Imagine a psychiatric label. Imagine a pair of scissors. With a couple of snips from the scissors imagine the psychiatric label divorced from the human whose neck it hung around. Imagine this psychiatric label lying by its lonesome. Imagine freedom. I don’t have to imagine that freedom any more because that freedom is mine. The label had no magic hold over me, and it wasn’t attached by super(crazy)glue. It was only a matter of words in a text on some mental health professional’s bookshelf. I have my own words. I can put the dictionary to work for my own ends, too. I don’t need to be debilitated by language. I don’t need to be removed from any meaningful dialogue and social context. I don’t need to be exiled from the community at large. I am not logically challenged, nor am I communication dysfunctional. I don’t have a “major” or a “minor mental illness”. I don’t know about you, but me, hey, I’m Okay.

Thomas Stephen Szasz, 1920 – 2012

“I am probably the only psychiatrist in the world whose hands are clean,” Szasz told the newspaper. “I have never committed anyone. I have never given electric shock. I have never, ever, given drugs to a mental patient.”

~Update: Thomas Szasz, Manlius psychiatrist who disputed existence of mental illness, dies at 92, John Mariani, Wednesday, September 12, 2012, The Post-Standard, Saracuse, New York.

Saturday Morning I saw the close of the historic 30th Anniversary Nation Association for Rights Protection and Advocacy (NARPA) conference in Cincinnati. The grand finale of this event was a rousing and invigorating talk by Bruce Levine lambasting corruption in psychiatry, and in his own profession of psychology. He was, in fact, calling for the abolition of the profession of psychiatry on the grounds of the extent to which it was contaminated by that corruption.

Sometime during the evening of the same day, a giant among giants as far as critics of mainstream psychiatry go, Dr. Thomas Stephen Szasz, passed away.

I flew back to Florida from Ohio on Sunday, September the 9th.

On the afternoon of Monday September 10th, during a teleconference, on a facebook page I ran across a report of Dr. Szasz passing. I immediately made mention of this comment to the people who were taking part in this teleconference. We did a quick Google news search, and decided it was probably nothing more than an internet rumor. There was nothing in Google news to indicate that he had died. Dr. Szasz, although 92 years of age, had just last year presented to an enthusiastic crowd at the International Society for Ethical Psychology & Psychiatry (ISEPP) conference in Los Angeles.

Tuesday I had more than enough reliable reports to conclude that he had expired. First there was an announcement on the ISEPP facebook page, and a link was provided to the article that sparked that announcement.

The New York Times on Wednesday reported on his death with an article that quoted E. Fuller Torrey and Edward Shorter, by no means friends of, nor friendly to, Dr. Szasz and his ideas. Vera Hassner Sharav, president of the Human Alliance For Human Research Protection, uses the occasion to voice his differences in opinion from those expressed by Dr. Szasz rather than emphasizing any places where they might have been in agreement.

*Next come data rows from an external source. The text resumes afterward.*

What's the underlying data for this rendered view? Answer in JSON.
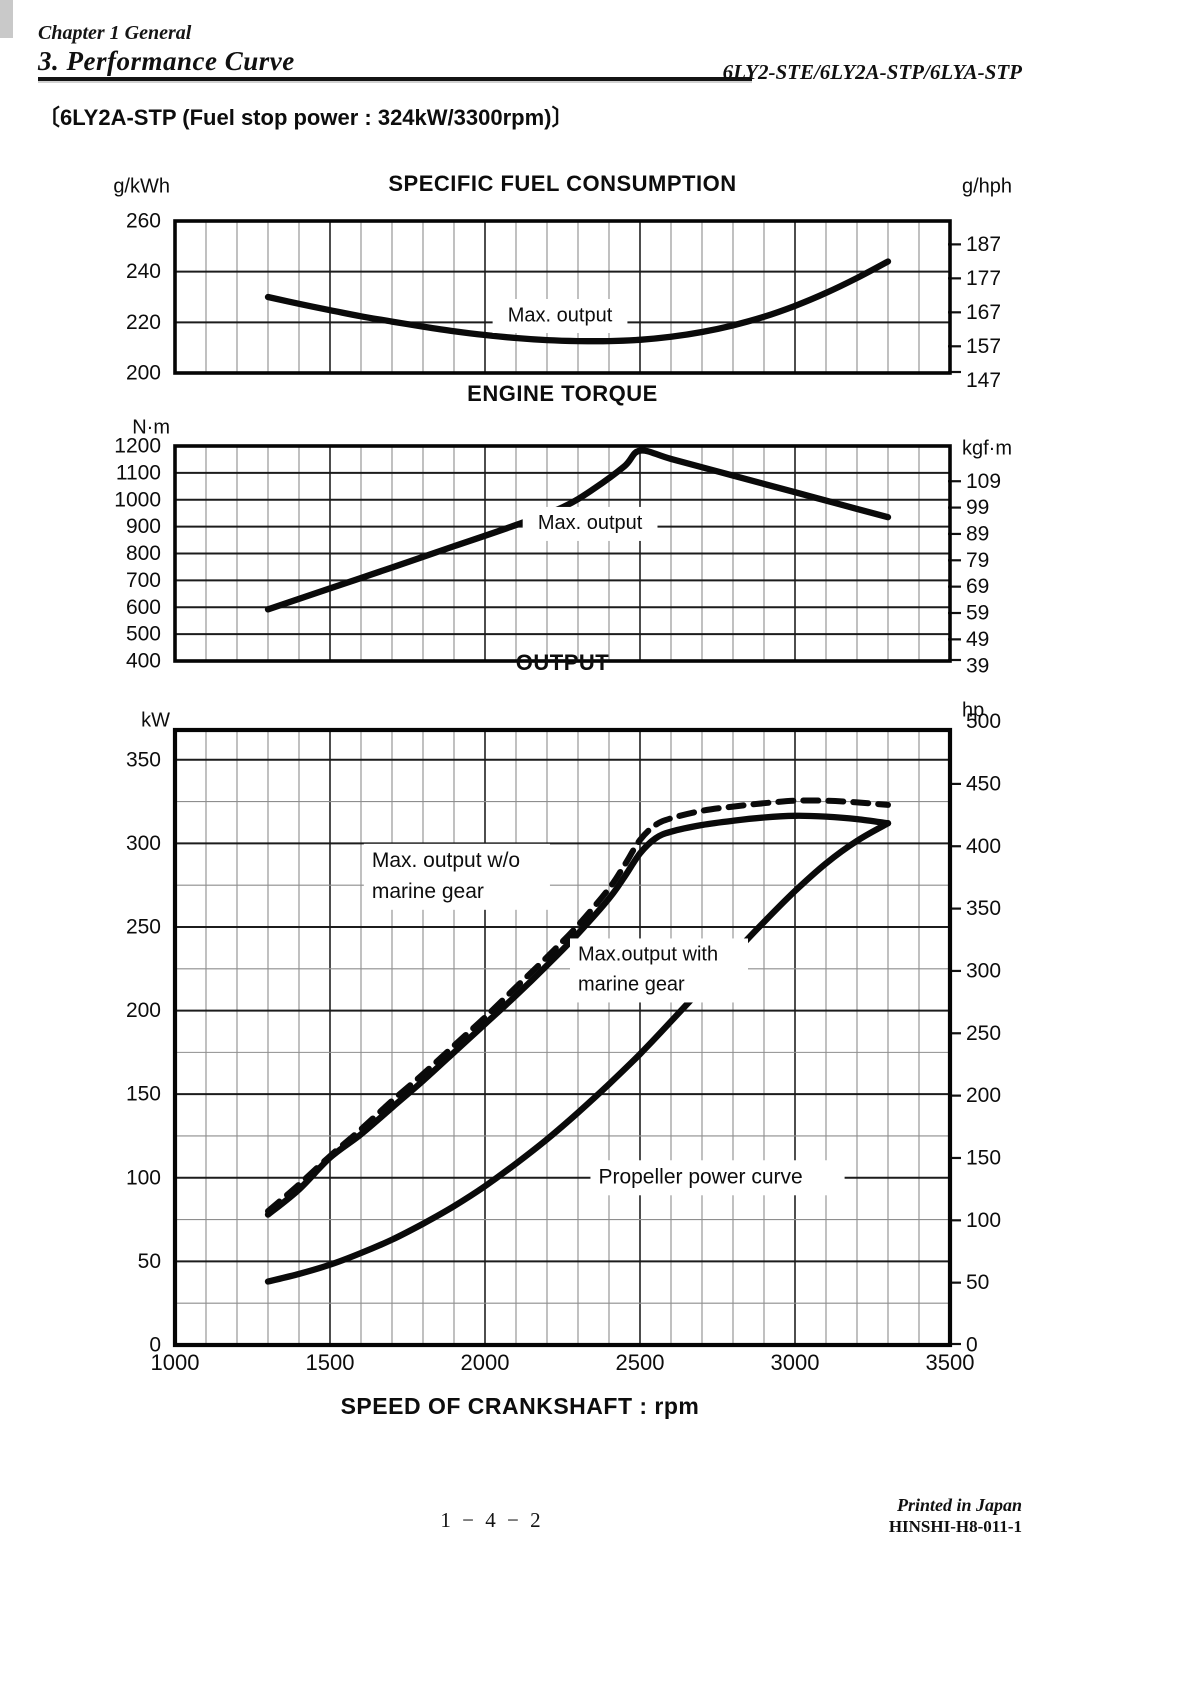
{
  "header": {
    "chapter": "Chapter 1 General",
    "section": "3. Performance  Curve",
    "models": "6LY2-STE/6LY2A-STP/6LYA-STP",
    "subtitle": "〔6LY2A-STP (Fuel stop power : 324kW/3300rpm)〕"
  },
  "footer": {
    "page_number": "1 − 4 − 2",
    "printed": "Printed in Japan",
    "code": "HINSHI-H8-011-1"
  },
  "x_axis": {
    "title": "SPEED OF CRANKSHAFT :  rpm",
    "min": 1000,
    "max": 3500,
    "minor_step": 100,
    "major_step": 500,
    "tick_labels": [
      "1000",
      "1500",
      "2000",
      "2500",
      "3000",
      "3500"
    ]
  },
  "chart_data": [
    {
      "type": "line",
      "title": "SPECIFIC FUEL CONSUMPTION",
      "left_unit": "g/kWh",
      "right_unit": "g/hph",
      "xlabel": "SPEED OF CRANKSHAFT : rpm",
      "y_min": 200,
      "y_max": 260,
      "left_ticks": [
        260,
        240,
        220,
        200
      ],
      "major_grid_values": [
        240,
        220
      ],
      "minor_grid_values": [],
      "right_ticks": [
        187,
        177,
        167,
        157,
        147
      ],
      "right_scale_factor": 1.34102,
      "series": [
        {
          "name": "Max. output",
          "style": "solid",
          "points": [
            [
              1300,
              230
            ],
            [
              1400,
              227.3
            ],
            [
              1500,
              224.8
            ],
            [
              1600,
              222.4
            ],
            [
              1700,
              220.3
            ],
            [
              1800,
              218.3
            ],
            [
              1900,
              216.5
            ],
            [
              2000,
              215
            ],
            [
              2100,
              213.8
            ],
            [
              2200,
              213
            ],
            [
              2300,
              212.6
            ],
            [
              2400,
              212.6
            ],
            [
              2500,
              213.1
            ],
            [
              2600,
              214.3
            ],
            [
              2700,
              216.2
            ],
            [
              2800,
              218.8
            ],
            [
              2900,
              222.2
            ],
            [
              3000,
              226.5
            ],
            [
              3100,
              231.6
            ],
            [
              3200,
              237.5
            ],
            [
              3300,
              244
            ]
          ]
        }
      ],
      "annotations": [
        {
          "lines": [
            "Max. output"
          ],
          "x": 2242,
          "y": 222.5,
          "anchor": "middle",
          "font": 20
        }
      ]
    },
    {
      "type": "line",
      "title": "ENGINE TORQUE",
      "left_unit": "N·m",
      "right_unit": "kgf·m",
      "xlabel": "SPEED OF CRANKSHAFT : rpm",
      "y_min": 400,
      "y_max": 1200,
      "left_ticks": [
        1200,
        1100,
        1000,
        900,
        800,
        700,
        600,
        500,
        400
      ],
      "major_grid_values": [
        1100,
        1000,
        900,
        800,
        700,
        600,
        500
      ],
      "minor_grid_values": [],
      "right_ticks": [
        109,
        99,
        89,
        79,
        69,
        59,
        49,
        39
      ],
      "right_scale_factor": 9.80665,
      "series": [
        {
          "name": "Max. output",
          "style": "solid",
          "points": [
            [
              1300,
              592
            ],
            [
              1500,
              670
            ],
            [
              1700,
              748
            ],
            [
              1900,
              827
            ],
            [
              2100,
              906
            ],
            [
              2250,
              972
            ],
            [
              2350,
              1040
            ],
            [
              2450,
              1125
            ],
            [
              2500,
              1183
            ],
            [
              2600,
              1152
            ],
            [
              2800,
              1090
            ],
            [
              3000,
              1028
            ],
            [
              3200,
              966
            ],
            [
              3300,
              935
            ]
          ]
        }
      ],
      "annotations": [
        {
          "lines": [
            "Max. output"
          ],
          "x": 2339,
          "y": 910,
          "anchor": "middle",
          "font": 20
        }
      ]
    },
    {
      "type": "line",
      "title": "OUTPUT",
      "left_unit": "kW",
      "right_unit": "hp",
      "xlabel": "SPEED OF CRANKSHAFT : rpm",
      "y_min": 0,
      "y_max": 367.8,
      "left_ticks": [
        350,
        300,
        250,
        200,
        150,
        100,
        50,
        0
      ],
      "major_grid_values": [
        350,
        300,
        250,
        200,
        150,
        100,
        50
      ],
      "minor_grid_values": [
        325,
        275,
        225,
        175,
        125,
        75,
        25
      ],
      "right_ticks": [
        500,
        450,
        400,
        350,
        300,
        250,
        200,
        150,
        100,
        50,
        0
      ],
      "right_scale_factor": 0.7457,
      "series": [
        {
          "name": "Max. output w/o marine gear",
          "style": "dashed",
          "points": [
            [
              1300,
              80
            ],
            [
              1400,
              96
            ],
            [
              1500,
              113
            ],
            [
              1600,
              129
            ],
            [
              1700,
              146
            ],
            [
              1800,
              162
            ],
            [
              1900,
              179
            ],
            [
              2000,
              196
            ],
            [
              2100,
              214
            ],
            [
              2200,
              232
            ],
            [
              2300,
              251
            ],
            [
              2400,
              273
            ],
            [
              2450,
              287
            ],
            [
              2500,
              302
            ],
            [
              2550,
              311
            ],
            [
              2600,
              315
            ],
            [
              2700,
              319.5
            ],
            [
              2800,
              322
            ],
            [
              2900,
              324
            ],
            [
              3000,
              325.5
            ],
            [
              3100,
              325.5
            ],
            [
              3200,
              324.5
            ],
            [
              3300,
              323
            ]
          ]
        },
        {
          "name": "Max. output with marine gear",
          "style": "solid",
          "points": [
            [
              1300,
              78
            ],
            [
              1400,
              93
            ],
            [
              1500,
              112
            ],
            [
              1600,
              126
            ],
            [
              1700,
              142
            ],
            [
              1800,
              158
            ],
            [
              1900,
              175
            ],
            [
              2000,
              192
            ],
            [
              2100,
              209
            ],
            [
              2200,
              227
            ],
            [
              2300,
              246
            ],
            [
              2400,
              267
            ],
            [
              2450,
              280
            ],
            [
              2500,
              294
            ],
            [
              2550,
              303
            ],
            [
              2600,
              307
            ],
            [
              2700,
              311
            ],
            [
              2800,
              313.5
            ],
            [
              2900,
              315.5
            ],
            [
              3000,
              316.5
            ],
            [
              3100,
              316
            ],
            [
              3200,
              314.5
            ],
            [
              3300,
              312
            ]
          ]
        },
        {
          "name": "Propeller power curve",
          "style": "solid",
          "points": [
            [
              1300,
              38
            ],
            [
              1400,
              42.5
            ],
            [
              1500,
              48
            ],
            [
              1600,
              55
            ],
            [
              1700,
              63
            ],
            [
              1800,
              72.5
            ],
            [
              1900,
              83
            ],
            [
              2000,
              95
            ],
            [
              2100,
              108.5
            ],
            [
              2200,
              123
            ],
            [
              2300,
              139
            ],
            [
              2400,
              156
            ],
            [
              2500,
              174
            ],
            [
              2600,
              193.5
            ],
            [
              2700,
              213.5
            ],
            [
              2800,
              233.5
            ],
            [
              2900,
              253
            ],
            [
              3000,
              271.5
            ],
            [
              3100,
              288
            ],
            [
              3200,
              301.5
            ],
            [
              3300,
              312
            ]
          ]
        }
      ],
      "annotations": [
        {
          "lines": [
            "Max. output w/o",
            "marine gear"
          ],
          "x": 1635,
          "y": 280,
          "anchor": "start",
          "font": 21
        },
        {
          "lines": [
            "Max.output with",
            "marine gear"
          ],
          "x": 2300,
          "y": 224,
          "anchor": "start",
          "font": 20
        },
        {
          "lines": [
            "Propeller power curve"
          ],
          "x": 2366,
          "y": 100,
          "anchor": "start",
          "font": 21
        }
      ]
    }
  ]
}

Usually when you are remembering a person, you turn to his friends rather than his enemies. Although it is curious that the New York Times should turn to Dr. Szasz’s enemies when remembering him, certainly Dr. Szasz’s legacy neither begins nor ends with the New York Times.

I think it goes without saying that some segments of the mainstream mass media are as corrupt as the psychiatrists they quote. A much more just and balanced appreciation, The Passing of Thomas Szasz, can be found in The New American.

Dr. Szasz’s distinctive voice, and his singular presence, will be sorely missed by many.